The Dallas Mavericks make as much sense as anybody.
Yahoo! Sports reports that the Grizzlies and Raptors are searching for a team to take the $10.6 million expiring contract of Toronto point guard Jose Calderon. The Mavs have long been intrigued by the 31-year-old Calderon, who has consistently put up efficient offensive numbers throughout his career, and acquiring him wouldn’t sacrifice any financial flexibility this summer.
This could also present a prime opportunity for the Mavs to cash in on their cap space and army of expiring contracts by helping two teams pull off a blockbuster trade and adding a young asset or two in the process.
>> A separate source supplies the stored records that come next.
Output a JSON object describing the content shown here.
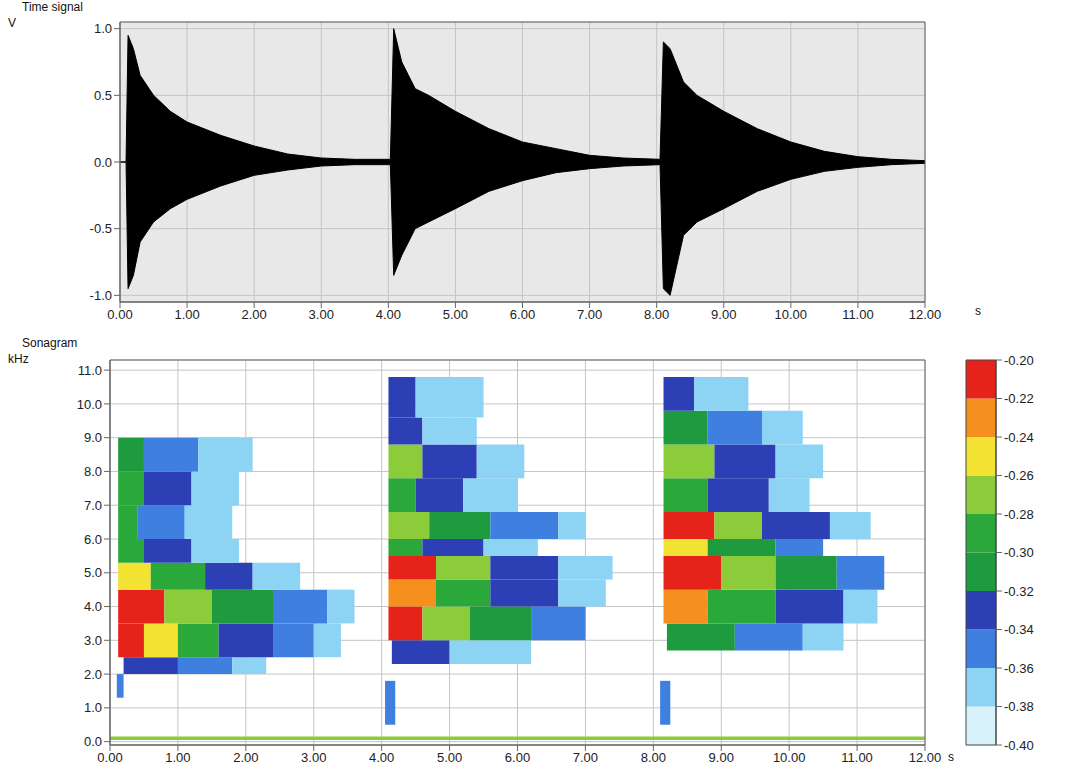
{
  "chart_data": [
    {
      "type": "area",
      "title": "Time signal",
      "y_label": "V",
      "x_label": "s",
      "grid": true,
      "xlim": [
        0,
        12
      ],
      "ylim": [
        -1.05,
        1.05
      ],
      "xticks": [
        {
          "value": 0,
          "label": "0.00"
        },
        {
          "value": 1,
          "label": "1.00"
        },
        {
          "value": 2,
          "label": "2.00"
        },
        {
          "value": 3,
          "label": "3.00"
        },
        {
          "value": 4,
          "label": "4.00"
        },
        {
          "value": 5,
          "label": "5.00"
        },
        {
          "value": 6,
          "label": "6.00"
        },
        {
          "value": 7,
          "label": "7.00"
        },
        {
          "value": 8,
          "label": "8.00"
        },
        {
          "value": 9,
          "label": "9.00"
        },
        {
          "value": 10,
          "label": "10.00"
        },
        {
          "value": 11,
          "label": "11.00"
        },
        {
          "value": 12,
          "label": "12.00"
        }
      ],
      "yticks": [
        {
          "value": -1,
          "label": "-1.0"
        },
        {
          "value": -0.5,
          "label": "-0.5"
        },
        {
          "value": 0,
          "label": "0.0"
        },
        {
          "value": 0.5,
          "label": "0.5"
        },
        {
          "value": 1,
          "label": "1.0"
        }
      ],
      "color": "#000000",
      "x": [
        0.0,
        0.09,
        0.12,
        0.2,
        0.3,
        0.5,
        0.75,
        1.0,
        1.5,
        2.0,
        2.5,
        3.0,
        3.5,
        4.0,
        4.03,
        4.08,
        4.2,
        4.4,
        4.6,
        5.0,
        5.5,
        6.0,
        6.5,
        7.0,
        7.5,
        8.05,
        8.1,
        8.2,
        8.4,
        8.6,
        9.0,
        9.5,
        10.0,
        10.5,
        11.0,
        11.5,
        12.0
      ],
      "upper": [
        0,
        0,
        0.95,
        0.85,
        0.65,
        0.5,
        0.38,
        0.3,
        0.2,
        0.12,
        0.06,
        0.03,
        0.02,
        0.02,
        0.02,
        1.0,
        0.75,
        0.55,
        0.5,
        0.38,
        0.25,
        0.15,
        0.1,
        0.05,
        0.03,
        0.02,
        0.9,
        0.85,
        0.6,
        0.5,
        0.38,
        0.25,
        0.15,
        0.08,
        0.04,
        0.02,
        0.01
      ],
      "lower": [
        0,
        0,
        -0.95,
        -0.85,
        -0.6,
        -0.45,
        -0.35,
        -0.28,
        -0.18,
        -0.1,
        -0.06,
        -0.03,
        -0.02,
        -0.02,
        -0.02,
        -0.85,
        -0.7,
        -0.5,
        -0.45,
        -0.35,
        -0.22,
        -0.14,
        -0.08,
        -0.05,
        -0.03,
        -0.02,
        -0.95,
        -1.0,
        -0.55,
        -0.45,
        -0.35,
        -0.22,
        -0.13,
        -0.07,
        -0.04,
        -0.02,
        -0.01
      ]
    },
    {
      "type": "heatmap",
      "title": "Sonagram",
      "y_label": "kHz",
      "x_label": "s",
      "grid": true,
      "xlim": [
        0,
        12
      ],
      "ylim": [
        -0.1,
        11.3
      ],
      "xticks": [
        {
          "value": 0,
          "label": "0.00"
        },
        {
          "value": 1,
          "label": "1.00"
        },
        {
          "value": 2,
          "label": "2.00"
        },
        {
          "value": 3,
          "label": "3.00"
        },
        {
          "value": 4,
          "label": "4.00"
        },
        {
          "value": 5,
          "label": "5.00"
        },
        {
          "value": 6,
          "label": "6.00"
        },
        {
          "value": 7,
          "label": "7.00"
        },
        {
          "value": 8,
          "label": "8.00"
        },
        {
          "value": 9,
          "label": "9.00"
        },
        {
          "value": 10,
          "label": "10.00"
        },
        {
          "value": 11,
          "label": "11.00"
        },
        {
          "value": 12,
          "label": "12.00"
        }
      ],
      "yticks": [
        {
          "value": 0,
          "label": "0.0"
        },
        {
          "value": 1,
          "label": "1.0"
        },
        {
          "value": 2,
          "label": "2.0"
        },
        {
          "value": 3,
          "label": "3.0"
        },
        {
          "value": 4,
          "label": "4.0"
        },
        {
          "value": 5,
          "label": "5.0"
        },
        {
          "value": 6,
          "label": "6.0"
        },
        {
          "value": 7,
          "label": "7.0"
        },
        {
          "value": 8,
          "label": "8.0"
        },
        {
          "value": 9,
          "label": "9.0"
        },
        {
          "value": 10,
          "label": "10.0"
        },
        {
          "value": 11,
          "label": "11.0"
        }
      ],
      "colorbar": {
        "range": [
          -0.4,
          -0.2
        ],
        "ticks": [
          {
            "value": -0.4,
            "label": "-0.40"
          },
          {
            "value": -0.38,
            "label": "-0.38"
          },
          {
            "value": -0.36,
            "label": "-0.36"
          },
          {
            "value": -0.34,
            "label": "-0.34"
          },
          {
            "value": -0.32,
            "label": "-0.32"
          },
          {
            "value": -0.3,
            "label": "-0.30"
          },
          {
            "value": -0.28,
            "label": "-0.28"
          },
          {
            "value": -0.26,
            "label": "-0.26"
          },
          {
            "value": -0.24,
            "label": "-0.24"
          },
          {
            "value": -0.22,
            "label": "-0.22"
          },
          {
            "value": -0.2,
            "label": "-0.20"
          }
        ]
      },
      "cells": [
        [
          0.0,
          12.0,
          0.05,
          0.15,
          -0.28
        ],
        [
          0.1,
          0.2,
          1.3,
          2.0,
          -0.36
        ],
        [
          0.2,
          1.0,
          2.0,
          2.5,
          -0.34
        ],
        [
          1.0,
          1.8,
          2.0,
          2.5,
          -0.36
        ],
        [
          1.8,
          2.3,
          2.0,
          2.5,
          -0.38
        ],
        [
          0.12,
          0.5,
          2.5,
          3.5,
          -0.22
        ],
        [
          0.5,
          1.0,
          2.5,
          3.5,
          -0.26
        ],
        [
          1.0,
          1.6,
          2.5,
          3.5,
          -0.3
        ],
        [
          1.6,
          2.4,
          2.5,
          3.5,
          -0.34
        ],
        [
          2.4,
          3.0,
          2.5,
          3.5,
          -0.36
        ],
        [
          3.0,
          3.4,
          2.5,
          3.5,
          -0.38
        ],
        [
          0.12,
          0.8,
          3.5,
          4.5,
          -0.22
        ],
        [
          0.8,
          1.5,
          3.5,
          4.5,
          -0.28
        ],
        [
          1.5,
          2.4,
          3.5,
          4.5,
          -0.32
        ],
        [
          2.4,
          3.2,
          3.5,
          4.5,
          -0.35
        ],
        [
          3.2,
          3.6,
          3.5,
          4.5,
          -0.38
        ],
        [
          0.12,
          0.6,
          4.5,
          5.3,
          -0.26
        ],
        [
          0.6,
          1.4,
          4.5,
          5.3,
          -0.3
        ],
        [
          1.4,
          2.1,
          4.5,
          5.3,
          -0.34
        ],
        [
          2.1,
          2.8,
          4.5,
          5.3,
          -0.37
        ],
        [
          0.12,
          0.5,
          5.3,
          6.0,
          -0.3
        ],
        [
          0.5,
          1.2,
          5.3,
          6.0,
          -0.34
        ],
        [
          1.2,
          1.9,
          5.3,
          6.0,
          -0.37
        ],
        [
          0.12,
          0.4,
          6.0,
          7.0,
          -0.3
        ],
        [
          0.4,
          1.1,
          6.0,
          7.0,
          -0.35
        ],
        [
          1.1,
          1.8,
          6.0,
          7.0,
          -0.38
        ],
        [
          0.12,
          0.5,
          7.0,
          8.0,
          -0.3
        ],
        [
          0.5,
          1.2,
          7.0,
          8.0,
          -0.34
        ],
        [
          1.2,
          1.9,
          7.0,
          8.0,
          -0.37
        ],
        [
          0.12,
          0.5,
          8.0,
          9.0,
          -0.32
        ],
        [
          0.5,
          1.3,
          8.0,
          9.0,
          -0.35
        ],
        [
          1.3,
          2.1,
          8.0,
          9.0,
          -0.38
        ],
        [
          4.05,
          4.2,
          0.5,
          1.8,
          -0.36
        ],
        [
          4.15,
          5.0,
          2.3,
          3.0,
          -0.34
        ],
        [
          5.0,
          6.2,
          2.3,
          3.0,
          -0.37
        ],
        [
          4.1,
          4.6,
          3.0,
          4.0,
          -0.22
        ],
        [
          4.6,
          5.3,
          3.0,
          4.0,
          -0.27
        ],
        [
          5.3,
          6.2,
          3.0,
          4.0,
          -0.32
        ],
        [
          6.2,
          7.0,
          3.0,
          4.0,
          -0.36
        ],
        [
          4.1,
          4.8,
          4.0,
          4.8,
          -0.24
        ],
        [
          4.8,
          5.6,
          4.0,
          4.8,
          -0.3
        ],
        [
          5.6,
          6.6,
          4.0,
          4.8,
          -0.34
        ],
        [
          6.6,
          7.3,
          4.0,
          4.8,
          -0.38
        ],
        [
          4.1,
          4.8,
          4.8,
          5.5,
          -0.22
        ],
        [
          4.8,
          5.6,
          4.8,
          5.5,
          -0.28
        ],
        [
          5.6,
          6.6,
          4.8,
          5.5,
          -0.33
        ],
        [
          6.6,
          7.4,
          4.8,
          5.5,
          -0.37
        ],
        [
          4.1,
          4.6,
          5.5,
          6.0,
          -0.3
        ],
        [
          4.6,
          5.5,
          5.5,
          6.0,
          -0.34
        ],
        [
          5.5,
          6.3,
          5.5,
          6.0,
          -0.37
        ],
        [
          4.1,
          4.7,
          6.0,
          6.8,
          -0.27
        ],
        [
          4.7,
          5.6,
          6.0,
          6.8,
          -0.31
        ],
        [
          5.6,
          6.6,
          6.0,
          6.8,
          -0.35
        ],
        [
          6.6,
          7.0,
          6.0,
          6.8,
          -0.38
        ],
        [
          4.1,
          4.5,
          6.8,
          7.8,
          -0.3
        ],
        [
          4.5,
          5.2,
          6.8,
          7.8,
          -0.34
        ],
        [
          5.2,
          6.0,
          6.8,
          7.8,
          -0.37
        ],
        [
          4.1,
          4.6,
          7.8,
          8.8,
          -0.28
        ],
        [
          4.6,
          5.4,
          7.8,
          8.8,
          -0.34
        ],
        [
          5.4,
          6.1,
          7.8,
          8.8,
          -0.37
        ],
        [
          4.1,
          4.6,
          8.8,
          9.6,
          -0.34
        ],
        [
          4.6,
          5.4,
          8.8,
          9.6,
          -0.37
        ],
        [
          4.1,
          4.5,
          9.6,
          10.8,
          -0.34
        ],
        [
          4.5,
          5.5,
          9.6,
          10.8,
          -0.37
        ],
        [
          8.1,
          8.25,
          0.5,
          1.8,
          -0.36
        ],
        [
          8.2,
          9.2,
          2.7,
          3.5,
          -0.32
        ],
        [
          9.2,
          10.2,
          2.7,
          3.5,
          -0.35
        ],
        [
          10.2,
          10.8,
          2.7,
          3.5,
          -0.38
        ],
        [
          8.15,
          8.8,
          3.5,
          4.5,
          -0.24
        ],
        [
          8.8,
          9.8,
          3.5,
          4.5,
          -0.3
        ],
        [
          9.8,
          10.8,
          3.5,
          4.5,
          -0.34
        ],
        [
          10.8,
          11.3,
          3.5,
          4.5,
          -0.38
        ],
        [
          8.15,
          9.0,
          4.5,
          5.5,
          -0.22
        ],
        [
          9.0,
          9.8,
          4.5,
          5.5,
          -0.27
        ],
        [
          9.8,
          10.7,
          4.5,
          5.5,
          -0.32
        ],
        [
          10.7,
          11.4,
          4.5,
          5.5,
          -0.36
        ],
        [
          8.15,
          8.8,
          5.5,
          6.0,
          -0.26
        ],
        [
          8.8,
          9.8,
          5.5,
          6.0,
          -0.32
        ],
        [
          9.8,
          10.5,
          5.5,
          6.0,
          -0.36
        ],
        [
          8.15,
          8.9,
          6.0,
          6.8,
          -0.22
        ],
        [
          8.9,
          9.6,
          6.0,
          6.8,
          -0.28
        ],
        [
          9.6,
          10.6,
          6.0,
          6.8,
          -0.33
        ],
        [
          10.6,
          11.2,
          6.0,
          6.8,
          -0.37
        ],
        [
          8.15,
          8.8,
          6.8,
          7.8,
          -0.3
        ],
        [
          8.8,
          9.7,
          6.8,
          7.8,
          -0.34
        ],
        [
          9.7,
          10.3,
          6.8,
          7.8,
          -0.37
        ],
        [
          8.15,
          8.9,
          7.8,
          8.8,
          -0.28
        ],
        [
          8.9,
          9.8,
          7.8,
          8.8,
          -0.33
        ],
        [
          9.8,
          10.5,
          7.8,
          8.8,
          -0.37
        ],
        [
          8.15,
          8.8,
          8.8,
          9.8,
          -0.32
        ],
        [
          8.8,
          9.6,
          8.8,
          9.8,
          -0.35
        ],
        [
          9.6,
          10.2,
          8.8,
          9.8,
          -0.38
        ],
        [
          8.15,
          8.6,
          9.8,
          10.8,
          -0.34
        ],
        [
          8.6,
          9.4,
          9.8,
          10.8,
          -0.37
        ]
      ]
    }
  ]
}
According to the Yahoo! report, the cost-cutting Grizzlies want a less expensive small forward to plug into the lineup for Gay and are likely to receive a young Raptors player and a future draft pick in the deal. Rookie shooting guard Terrence Ross is reportedly off limits, so it stands to reason that 23-year-old power forward Ed Davis could be the young Raptor included in the deal.
Chris Kaman’s $8 million expiring contract is extremely expendable, considering that he’s the Mavs’ third-string center at the moment. He can move to Memphis and back up Marc Gasol. Depending on how much the Grizzlies value scoring from their replacement small forward, the Mavs could also send Vince Carter or Dahntay Jones.
The 36-year-old Carter, who has one year left on his contract, has been a $3 million bargain this season. He’s been especially good in January, averaging 14.1 points on 47-percent shooting off the bench. The Grizzlies, currently fourth in the West standings, should want Carter if they’re serious about contending this season despite their salary dump.
The Mavs, who are hanging on to slim hope of extending their playoff streak to 13 seasons, should demand a significant price to include Carter in a deal. In this case, the 6-foot-10, 232-pound son of ex-Maverick Terry Davis ought to do it.
A speculative proposal: Gay goes to the Raptors; Kaman, Carter and the Toronto draft-pick compensation go to the Grizzlies; and the Mavs get Calderon, Davis and 19-year-old point guard project Tony Wroten.
That’d be a terrific deal for Dallas’ future, while shoring up a problem position in the present by adding a point guard who could split time with Darren Collison. And it wouldn’t compromise the Mavs’ hopes of being in the Dwight Howard sweepstakes at all.
Davis, a lottery pick from two years ago who can add plenty of polish, is putting up 9.7 points and 6.7 rebounds in 24.2 minutes per game. The Mavs can use all the inexpensive young size and athleticism they can get, and Davis is due $3.2 million next season in the final year of his rookie deal.
The scouting report on Wroten by former ex-ESPN Insider John Hollinger, who recently made a career change to join Memphis’ front office:
Wroten is one of the draft's most unique talents and he may be a great fit in Memphis with his ability to force turnovers and slash to the basket. He's huge for a point guard, but that's his natural position, as he can see the floor and get to the rim. He's a poor outside shooter, however, and he has a lot of rough edges to his game.
That scared teams off, but he's only 19 and he's potentially a monstrous defender with his size, hands and quickness. He's been compared to Rajon Rondo, both for good and bad, but he's a much bigger version of Rondo and could potentially play as a slashing, ballhandling shooting guard.
If the Grizzlies don’t value Carter enough to give up Davis in the deal, the Mavs could substitute Dahntay Jones, who has a $2.9 million expiring deal. In that case, it’d be a deal that should significantly increase Dallas’ playoff hopes this season while adding a first-round project and not impacting their future financial flexibility at all.
A deal in which the Mavs just give up Kaman and only get back Calderon also works if Memphis isn't willing to move Wroten, but that'd leave a gaping hole in the Grizzlies' lineup at small forward.
There are certainly other possibilities in a three-way deal between these teams. It’s a safe bet that Mavs GM Donnie Nelson is burning some cell-phone minutes with his colleagues in Memphis and Toronto exploring how much the Mavs might benefit by helping out the Grizzlies and Raptors.